Second, Turkey is likely to suffer substantial economic fallout from the Iraq crisis. Turkey’s trade with Iraq alone is worth some USD11.6bn. Much of this trade is in oil and, although Iraq’s oil reserves are largely in the South rather than the ISIS-controlled North, we are still forecasting a 21% reduction in its imports from Iraq to January 2015. We also expect a 23% reduction in its trade with Syria over the same period.

Finally, oil prices have not risen as a result of the crises in the Middle East or in Ukraine although this may have been expected. Instead, prices have fallen as Saudi Arabia has increased its oil supply and as the USA, now the world’s largest oil producer has loosened its restrictions on exports. Trade values and oil prices are 94% correlated and our forecast of 0.56% trade growth in 2014 suggests that oil prices are set to fall further (Figure 4).

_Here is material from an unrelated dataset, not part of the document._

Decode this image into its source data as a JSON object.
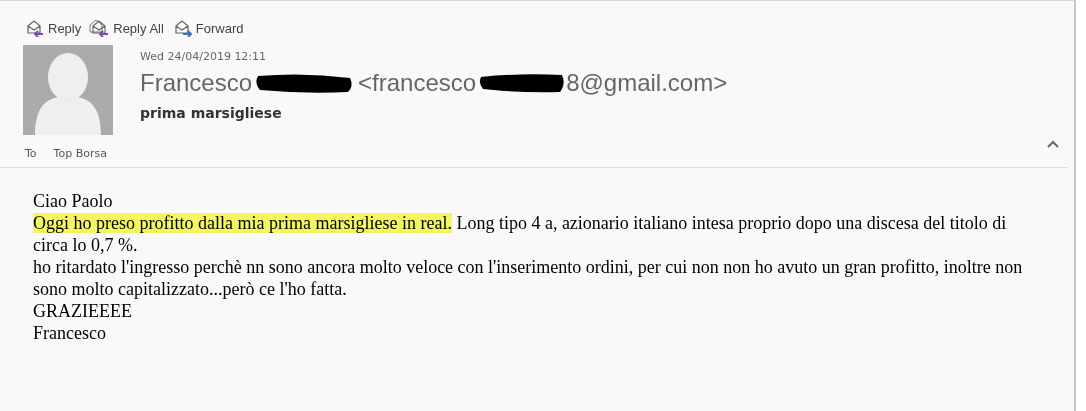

Figure 4  |  Value of world trade (USDbn) vs NYSE ARCA oil spot, Last Price Monthly, June 2001-Dec 2014
Source  |  DeltaMetrics, 2014, Bloomberg


The falling price of oil is a double-edged sword: while it lowers costs, it also raises the spectre of deflation, which is increasingly causing concern amongst analysts. If prices turn negative then it threatens global economic growth – as witnessed in the latest downgrading of IMF economic and trade forecasts.

Delta Economics is of the view that the IMF and WTO forecasts for trade growth, at over 3.1%, have still not sufficiently factored in the effects of falling oil prices. Based on data produced by the CPB Netherlands Bureau’s World Trade Monitor, the Delta Economics forecast still appears to be closer to actual trade than that of either the IMF or the WTO (Figure 5).



Figure 5  |  World Trade Organisation and Delta Economics World Trade Forecasts versus actual
Source  |  Delta Economics analysis


We are expecting a temporary increase in world trade in October that could well boost markets for the remainder of the month. However, we are also expecting trade to drop back considerably into the first quarter of 2015. The immediate reaction to the return of volatility in the early part of August must surely have been, “What goes up must come down” and over the longer term, we expect continued uncertainty to fuel volatility in markets. The potential for a major correction before the year end cannot be discounted. However, in the very short term, the reverse might well be the case: what goes down must surely come up again.